Resensi oleh Rena Asyari
Orang-orang Bloomington, saya baru berkesempatan membacanya dalam sepekan terakhir. Rasanya sulit untuk mendeskripsikan tentang 8 cerita pendek yang ditulis oleh Budi Darma tersebut. Cerita yang ditulis sekitar tahun 1976-1979 seolah tak lekang dimakan waktu, masih relevan untuk dibaca kini. Budi Darma membuat karakter tokoh dalam cerpennya menjadi hidup dan terus diingat pembaca (setidaknya itu yang saya alami). Melalui Laki-Laki Tua Tanpa Nama, Joshua Karabish, Keluarga M, Orez, Yorrick, Ny. Elberhart, dan Charles Lebourne Budi Darma seakan mengajak pembaca untuk bermain-main dan menebak akhir cerita yang hampir tak tertebak.
Laki-laki Tua Tanpa Nama bercerita tentang seorang laki-laki yang tinggal di jalan Fess. Fess hanya dihuni oleh tiga orang wanita Ny. MacMillan, Ny. Casper dan Ny. Nolan. Ketiganya tinggal sendiri dan satu sama lain tidak pernah mencampuri urusan. Wanita, tua, dan sendiri. Itulah yang diceritakan oleh penulis. Sifat wanita yang sukar ditebak, usia yang tua dan kesepian, tingkah yang ganjil dan janggal. Laki-laki Tua Tanpa Nama yang tinggal di salah satu rumah wanita tersebut meninggal di tangan wanita tua. Perempuan dan tua, kadangkala bisa berbuat sesuatu yang bahkan yang mudapun tak sanggup melakukannya.
Lain halnya dengan cerita Orez. Orez adalah anak yang terlahir dengan fisik yang tidak biasa. Tiba-tiba saya teringat dengan Rahwana. Rahwana lahir karena nafsu bercinta yang lepas kendali antara Dewi Sukesi dan Wisrawa. Begitupun dengan Orez, orangtua Orez selalu bercinta seperti binatang. Orez kerapkali bertingkah seperti binatang, melompat, menggeram. Kehadiran Orez seperti membawa petaka bagi orang tuanya. Mereka harus terus-terusan berpindah tempat karena tetangga selalu tidak nyaman dengan kehadiran Orez. Tetapi apakah itu semua salah Orez? Orez hanya terlahir, tanpa pernah meminta dilahirkan.

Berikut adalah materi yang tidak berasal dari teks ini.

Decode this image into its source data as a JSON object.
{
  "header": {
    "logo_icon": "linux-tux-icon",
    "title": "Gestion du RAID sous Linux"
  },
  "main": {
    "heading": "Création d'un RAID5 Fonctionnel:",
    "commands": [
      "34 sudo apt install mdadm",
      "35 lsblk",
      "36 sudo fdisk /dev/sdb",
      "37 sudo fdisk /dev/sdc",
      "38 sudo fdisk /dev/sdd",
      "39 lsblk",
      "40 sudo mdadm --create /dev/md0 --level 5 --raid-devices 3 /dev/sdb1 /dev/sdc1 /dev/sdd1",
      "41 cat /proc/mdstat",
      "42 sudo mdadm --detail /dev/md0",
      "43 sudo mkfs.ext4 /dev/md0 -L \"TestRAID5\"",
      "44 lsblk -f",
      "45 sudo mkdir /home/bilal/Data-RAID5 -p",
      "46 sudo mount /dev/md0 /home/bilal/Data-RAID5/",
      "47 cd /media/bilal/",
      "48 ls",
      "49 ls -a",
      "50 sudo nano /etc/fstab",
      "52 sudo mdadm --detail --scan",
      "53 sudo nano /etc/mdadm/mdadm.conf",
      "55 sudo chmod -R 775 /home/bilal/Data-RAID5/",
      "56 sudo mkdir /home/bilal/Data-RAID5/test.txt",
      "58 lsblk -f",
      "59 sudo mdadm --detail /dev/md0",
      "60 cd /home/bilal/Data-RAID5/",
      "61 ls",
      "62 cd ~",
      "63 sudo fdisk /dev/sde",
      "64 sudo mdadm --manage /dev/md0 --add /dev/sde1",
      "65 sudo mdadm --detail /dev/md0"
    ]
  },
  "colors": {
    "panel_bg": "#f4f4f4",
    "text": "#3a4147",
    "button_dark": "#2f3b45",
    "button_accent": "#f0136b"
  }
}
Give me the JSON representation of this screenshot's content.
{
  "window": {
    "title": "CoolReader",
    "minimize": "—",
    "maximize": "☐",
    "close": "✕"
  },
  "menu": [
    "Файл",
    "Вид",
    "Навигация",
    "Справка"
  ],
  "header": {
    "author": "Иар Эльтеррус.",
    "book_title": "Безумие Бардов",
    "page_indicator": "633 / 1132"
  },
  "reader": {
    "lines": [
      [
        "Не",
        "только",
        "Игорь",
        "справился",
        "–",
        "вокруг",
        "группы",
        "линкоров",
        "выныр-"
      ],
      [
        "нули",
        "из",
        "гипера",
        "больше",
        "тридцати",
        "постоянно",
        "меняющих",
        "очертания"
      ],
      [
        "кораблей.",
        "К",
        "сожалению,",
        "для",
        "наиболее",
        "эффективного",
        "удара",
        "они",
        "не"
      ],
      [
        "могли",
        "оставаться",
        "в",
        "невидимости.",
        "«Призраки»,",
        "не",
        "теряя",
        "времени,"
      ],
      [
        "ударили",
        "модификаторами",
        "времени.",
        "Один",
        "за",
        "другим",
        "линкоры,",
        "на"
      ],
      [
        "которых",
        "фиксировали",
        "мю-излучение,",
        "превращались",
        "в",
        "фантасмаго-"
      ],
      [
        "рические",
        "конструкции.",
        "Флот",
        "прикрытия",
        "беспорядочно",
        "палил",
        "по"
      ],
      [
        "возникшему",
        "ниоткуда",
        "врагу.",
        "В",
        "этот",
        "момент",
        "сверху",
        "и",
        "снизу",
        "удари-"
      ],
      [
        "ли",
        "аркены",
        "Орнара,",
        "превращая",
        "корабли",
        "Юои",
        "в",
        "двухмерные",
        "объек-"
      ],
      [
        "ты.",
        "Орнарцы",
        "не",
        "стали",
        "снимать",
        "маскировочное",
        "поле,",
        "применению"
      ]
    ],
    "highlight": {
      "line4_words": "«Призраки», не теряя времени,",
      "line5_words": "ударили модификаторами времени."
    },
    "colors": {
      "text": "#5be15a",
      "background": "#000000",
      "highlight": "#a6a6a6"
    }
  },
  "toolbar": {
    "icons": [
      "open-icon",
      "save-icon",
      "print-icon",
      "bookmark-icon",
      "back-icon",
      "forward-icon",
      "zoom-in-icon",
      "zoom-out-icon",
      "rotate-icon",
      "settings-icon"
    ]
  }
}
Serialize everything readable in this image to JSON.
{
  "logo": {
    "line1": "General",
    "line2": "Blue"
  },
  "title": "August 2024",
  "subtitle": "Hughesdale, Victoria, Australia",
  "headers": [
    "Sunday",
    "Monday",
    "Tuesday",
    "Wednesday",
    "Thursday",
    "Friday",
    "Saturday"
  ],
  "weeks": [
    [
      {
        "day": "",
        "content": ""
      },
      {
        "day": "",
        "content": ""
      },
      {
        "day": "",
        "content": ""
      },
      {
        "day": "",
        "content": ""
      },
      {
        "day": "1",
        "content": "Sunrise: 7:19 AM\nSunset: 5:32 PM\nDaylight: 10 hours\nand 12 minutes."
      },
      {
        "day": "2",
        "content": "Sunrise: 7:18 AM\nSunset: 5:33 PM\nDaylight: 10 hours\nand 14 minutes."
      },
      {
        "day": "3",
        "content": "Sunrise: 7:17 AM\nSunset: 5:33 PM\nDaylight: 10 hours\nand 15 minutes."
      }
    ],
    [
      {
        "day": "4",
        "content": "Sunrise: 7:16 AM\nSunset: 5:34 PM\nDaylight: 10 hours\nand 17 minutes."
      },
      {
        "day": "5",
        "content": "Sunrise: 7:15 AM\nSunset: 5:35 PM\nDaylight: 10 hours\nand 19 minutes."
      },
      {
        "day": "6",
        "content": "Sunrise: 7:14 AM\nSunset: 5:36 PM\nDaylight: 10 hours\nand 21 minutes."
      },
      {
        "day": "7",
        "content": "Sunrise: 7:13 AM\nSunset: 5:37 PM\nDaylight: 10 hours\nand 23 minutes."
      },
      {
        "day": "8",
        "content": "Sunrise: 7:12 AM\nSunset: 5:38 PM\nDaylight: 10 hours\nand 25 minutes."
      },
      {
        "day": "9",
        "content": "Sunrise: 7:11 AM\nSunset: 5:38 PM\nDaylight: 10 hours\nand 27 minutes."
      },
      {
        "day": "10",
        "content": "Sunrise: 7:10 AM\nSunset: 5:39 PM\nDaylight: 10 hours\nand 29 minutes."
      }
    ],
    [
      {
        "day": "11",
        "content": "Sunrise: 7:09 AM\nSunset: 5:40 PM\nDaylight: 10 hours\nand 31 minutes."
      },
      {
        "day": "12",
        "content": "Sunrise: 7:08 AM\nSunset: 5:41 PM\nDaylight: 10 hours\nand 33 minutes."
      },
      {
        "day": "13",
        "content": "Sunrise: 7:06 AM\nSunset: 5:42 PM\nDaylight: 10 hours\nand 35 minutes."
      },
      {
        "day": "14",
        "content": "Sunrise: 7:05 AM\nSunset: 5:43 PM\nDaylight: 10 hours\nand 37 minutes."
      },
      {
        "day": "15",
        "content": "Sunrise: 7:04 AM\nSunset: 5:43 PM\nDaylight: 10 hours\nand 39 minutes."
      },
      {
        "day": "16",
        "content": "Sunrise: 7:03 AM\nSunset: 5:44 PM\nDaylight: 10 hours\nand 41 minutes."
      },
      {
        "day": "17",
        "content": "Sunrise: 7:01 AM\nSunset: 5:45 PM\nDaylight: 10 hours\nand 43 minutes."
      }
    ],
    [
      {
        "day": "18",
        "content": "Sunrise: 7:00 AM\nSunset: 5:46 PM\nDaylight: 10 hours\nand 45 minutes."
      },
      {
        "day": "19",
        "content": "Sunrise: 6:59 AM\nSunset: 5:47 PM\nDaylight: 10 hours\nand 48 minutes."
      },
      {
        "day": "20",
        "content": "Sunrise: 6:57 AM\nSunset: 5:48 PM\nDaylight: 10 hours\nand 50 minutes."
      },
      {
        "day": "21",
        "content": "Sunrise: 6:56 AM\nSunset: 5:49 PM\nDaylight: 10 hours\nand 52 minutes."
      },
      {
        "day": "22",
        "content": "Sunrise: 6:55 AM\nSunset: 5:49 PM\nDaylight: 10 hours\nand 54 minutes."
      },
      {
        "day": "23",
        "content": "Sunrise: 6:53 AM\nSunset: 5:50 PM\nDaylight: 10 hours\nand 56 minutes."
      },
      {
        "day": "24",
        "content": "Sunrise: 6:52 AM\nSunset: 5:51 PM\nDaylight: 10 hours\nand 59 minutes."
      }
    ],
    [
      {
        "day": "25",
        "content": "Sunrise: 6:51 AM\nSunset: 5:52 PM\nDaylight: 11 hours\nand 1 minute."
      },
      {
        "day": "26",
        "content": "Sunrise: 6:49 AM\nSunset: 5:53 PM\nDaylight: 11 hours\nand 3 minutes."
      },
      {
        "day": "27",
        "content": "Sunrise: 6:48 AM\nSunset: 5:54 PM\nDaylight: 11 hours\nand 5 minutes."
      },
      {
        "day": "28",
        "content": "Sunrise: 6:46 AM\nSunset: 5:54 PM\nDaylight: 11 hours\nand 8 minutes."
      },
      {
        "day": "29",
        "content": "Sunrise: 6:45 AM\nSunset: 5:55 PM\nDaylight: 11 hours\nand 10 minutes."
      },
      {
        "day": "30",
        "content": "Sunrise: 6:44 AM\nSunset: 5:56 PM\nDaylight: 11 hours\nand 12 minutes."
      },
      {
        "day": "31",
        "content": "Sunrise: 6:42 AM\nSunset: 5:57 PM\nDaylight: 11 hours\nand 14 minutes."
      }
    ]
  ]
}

Joshua Carrabish. Teman sekamar yang penulis ceritakan ini mengidap penyakit berat. Joshua mati muda dengan meninggalkan segudang masalah, utang piutang dan kesan yang buruk. Tetapi Joshua meninggalkan satu hal yang indah, puisi. Puisi yang dengan sengaja penulis kirimkan ke sebuah perlombaan ternyata menjadi juara. Tapi sayang, tak satupun percaya bahwa puisi Joshua memenangkan lomba, tidak dengan ibunya, kakaknya ataupun induk semangnya. Di mata mereka Joshua hanyalah pembuat masalah, tak akan mungkin memberikan kebahagian dan kemampuannya membuat puisi pun tak pernah mereka perhitungkan. Dengan caranya, penulis seolah memberikan kesan pada cerita Joshua, seringkali seseorang yang kita sepelekan justru dialah yang menyelamatkan hidup kita.
Keluarga M. Keluarga yang tinggal satu apartemen dengan tokoh aku.tokoh Aku yang merasa terganggu dengan kenakalan dua bocah M kemudian mencelakai salah satunya. Tokoh aku mengalami dilema, antara dia bahagia dan merasa bersalah. Keharmonisan keluarga M membuat tokoh aku merasa iri. Rasa iri menggelapkan semuanya, nurani dan pikiran. Keluarga M telah mampu membuat tokoh aku merasa kehilangan dengan kepindahan mereka dari apartemen yang sama.
Masih ada beberapa cerita lainnya yang benar-benar sayang jika kita melewatkan membacanya. Penulis mengambil sudut pandang orang pertama di semua ceritanya. Aku menjadi pelaku, korban, pemerhati, pencerita yang berhasil menampilkan karakter lainnya menjadi hidup.